Projection Construction: Builds the DEIM projection matrix that enables reconstruction: F_full ≈ U_fs @ pinv(U_fs[selected_rows, :]) @ F_sampled
Returns
| Name | Type | Description |
|---|---|---|
| deim_mat | ndarray of shape (n_modes, n_selected_points) | DEIM projection matrix for reconstructing full nonlinear terms from sampled values. Used as: F_approx = V.T @ U_fs @ deim_mat @ F_sampled |
| sampled_rows | list of int | Indices of degrees of freedom selected as DEIM interpolation points. These are the only DOFs where nonlinear terms need evaluation. |
Notes
The projection matrix construction uses the Moore-Penrose pseudoinverse to ensure numerical stability even when the empirical basis is not perfectly conditioned.
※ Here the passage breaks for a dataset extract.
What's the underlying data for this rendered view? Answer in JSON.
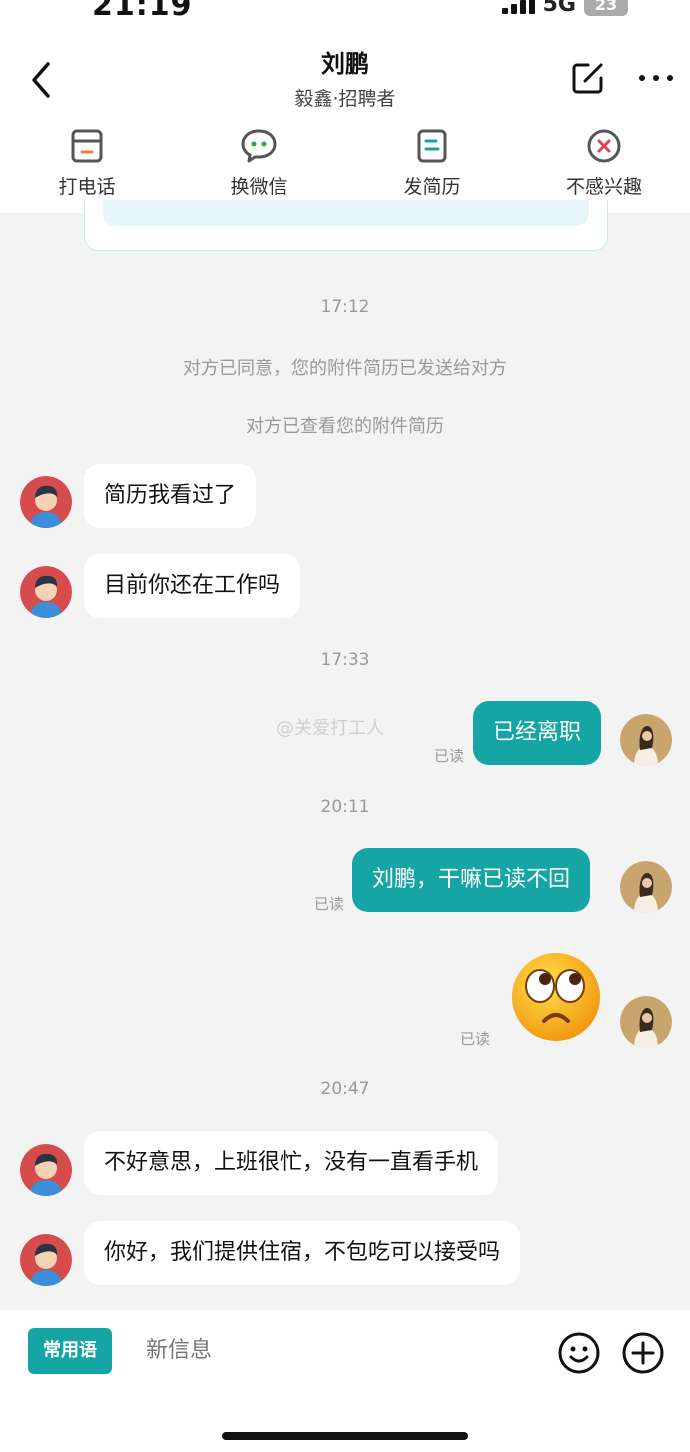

The element mapping (self.xi) enables efficient assembly by identifying which finite elements contribute to the selected DOFs, allowing sparse matrix operations during online evaluation.
Examples
>>> deim_obj = deim(mesh, F_snapshots, basis_matrix)
>>> proj_matrix, points = deim_obj.select_elems()
>>> print(f"Selected {len(points)} points from {F_snapshots.shape[0]} DOFs")
>>> print(f"Reduction ratio: {F_snapshots.shape[0]/len(points):.1f}x")sopt_red
rom.deim.deim_o.deim.sopt_red(f_basis, num_f_basis_vectors_used)Perform an S-optimal sampling reduction on the given basis. This method uses a QR factorization to extract an orthogonal basis and then iteratively selects the most representative rows (sampling points) based on a defined objective.
Parameters:
f_basis : ndarray The original basis matrix (from the nonlinear force snapshots). num_f_basis_vectors_used : int The number of basis vectors (modes) to consider.
Returns:
f_sampled_row : ndarray The rows of the basis matrix corresponding to the selected sampling points. Z_indices : list List of indices (row numbers) that were selected. Z_boolean : ndarray Boolean vector indicating which rows have been selected.